In een toespraak op de nieuwjaarsrede trok Wilma de Koning dan ook het boetekleed aan. ‘We hadden iets willen doen aan de werkdruk en dat is ons niet gelukt’, zei de afscheidnemende vicevoorzitter toen. Wel beloofde de Koning dat een commissie op zoek zou gaan naar manieren om de druk van de ketel te halen voor personeel in tijden van afstandsonderwijs.
Eva schreef op 26 januari 2021 om 18:12
Hopelijk komt er ook een regeling voor promovendi en jonge onderzoekers die door de lockdown hun onderzoek echt niet kunnen uitvoeren (labs beperkt open, respondenten en proefpersonen niet beschikbaar, observaties in het veld zijn bijv lastig uit te voeren). Contractverlenging is lastig voor deze groep omdat het vaak gaat om subsidies met beperkte looptijd (mede) verstrekt door externe financiers.
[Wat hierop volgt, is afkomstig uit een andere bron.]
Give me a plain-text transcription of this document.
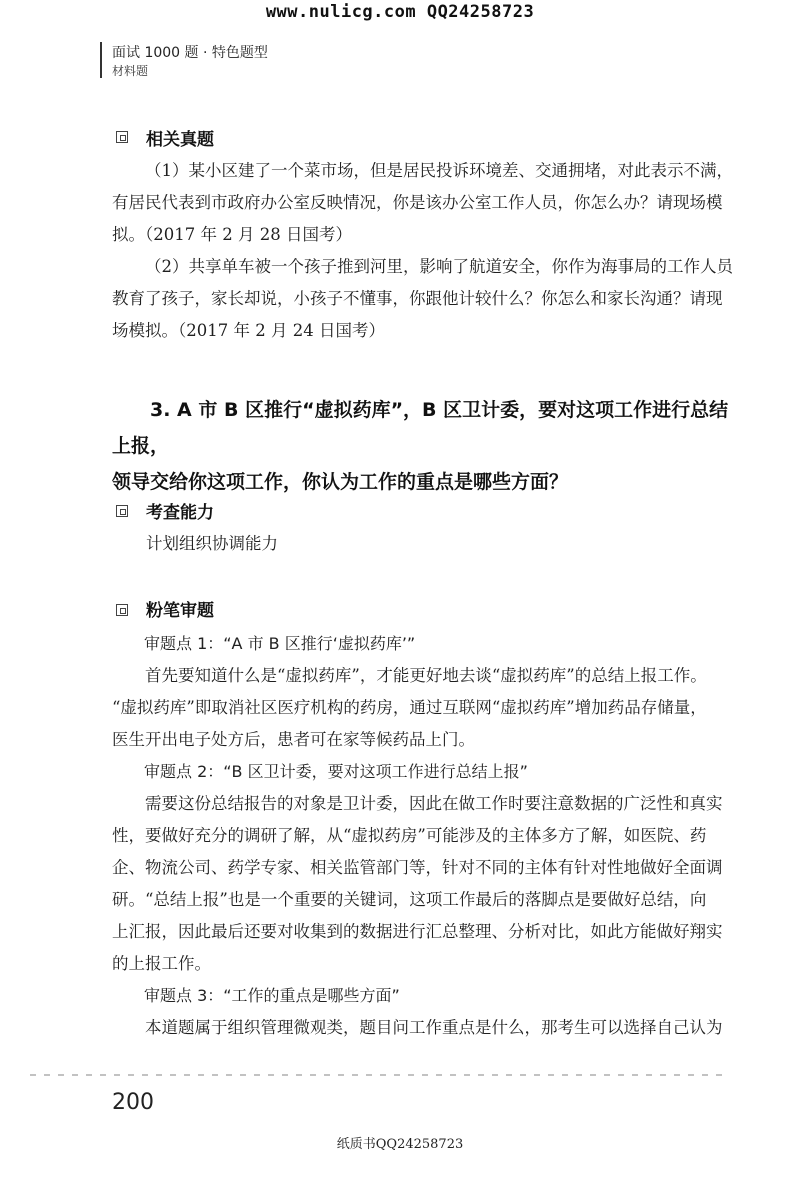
www.nulicg.com QQ24258723
面试 1000 题 · 特色题型
材料题
相关真题

（1）某小区建了一个菜市场，但是居民投诉环境差、交通拥堵，对此表示不满，

有居民代表到市政府办公室反映情况，你是该办公室工作人员，你怎么办？请现场模

拟。（2017 年 2 月 28 日国考）

（2）共享单车被一个孩子推到河里，影响了航道安全，你作为海事局的工作人员

教育了孩子，家长却说，小孩子不懂事，你跟他计较什么？你怎么和家长沟通？请现

场模拟。（2017 年 2 月 24 日国考）

3. A 市 B 区推行“虚拟药库”，B 区卫计委，要对这项工作进行总结上报，
领导交给你这项工作，你认为工作的重点是哪些方面？
考查能力
计划组织协调能力
粉笔审题

审题点 1：“A 市 B 区推行‘虚拟药库’”

首先要知道什么是“虚拟药库”，才能更好地去谈“虚拟药库”的总结上报工作。

“虚拟药库”即取消社区医疗机构的药房，通过互联网“虚拟药库”增加药品存储量，

医生开出电子处方后，患者可在家等候药品上门。

审题点 2：“B 区卫计委，要对这项工作进行总结上报”

需要这份总结报告的对象是卫计委，因此在做工作时要注意数据的广泛性和真实

性，要做好充分的调研了解，从“虚拟药房”可能涉及的主体多方了解，如医院、药

企、物流公司、药学专家、相关监管部门等，针对不同的主体有针对性地做好全面调

研。“总结上报”也是一个重要的关键词，这项工作最后的落脚点是要做好总结，向

上汇报，因此最后还要对收集到的数据进行汇总整理、分析对比，如此方能做好翔实

的上报工作。

审题点 3：“工作的重点是哪些方面”

本道题属于组织管理微观类，题目问工作重点是什么，那考生可以选择自己认为

200
纸质书QQ24258723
Michelle schreef op 27 januari 2021 om 15:15
Voor onderwijsondersteuners bij de faculteiten komen er alleen maar zaken bij en gaat er niets af. Iedere afdeling binnen de RU probeert op volle kracht door te gaan en er is geen centrale regie op wat er vanuit CvB en Radboud Services naar de faculteiten komt. Het gevolg is dat alle lopende processen doorgang blijven vinden en dat er daarnaast een hele hoop extra werk op de faculteiten afkomt vanwege de coronacrisis. Vanuit centraal is er niemand die prioriteert, niemand die zeg ‘nee’ of ‘dat doen we dit jaar even niet’. Alles moet kennelijk doorgang vinden waardoor juist de ondersteuners in de knel komen omdat zij niet in de gelegenheid zijn om nee te zeggen. Werkdrukverlichting zou m.i. kunnen beginnen met kritisch te kijken naar wat echt prioriteit heeft en wat niet. Het CvB zou daar het voortouw in kunnen nemen.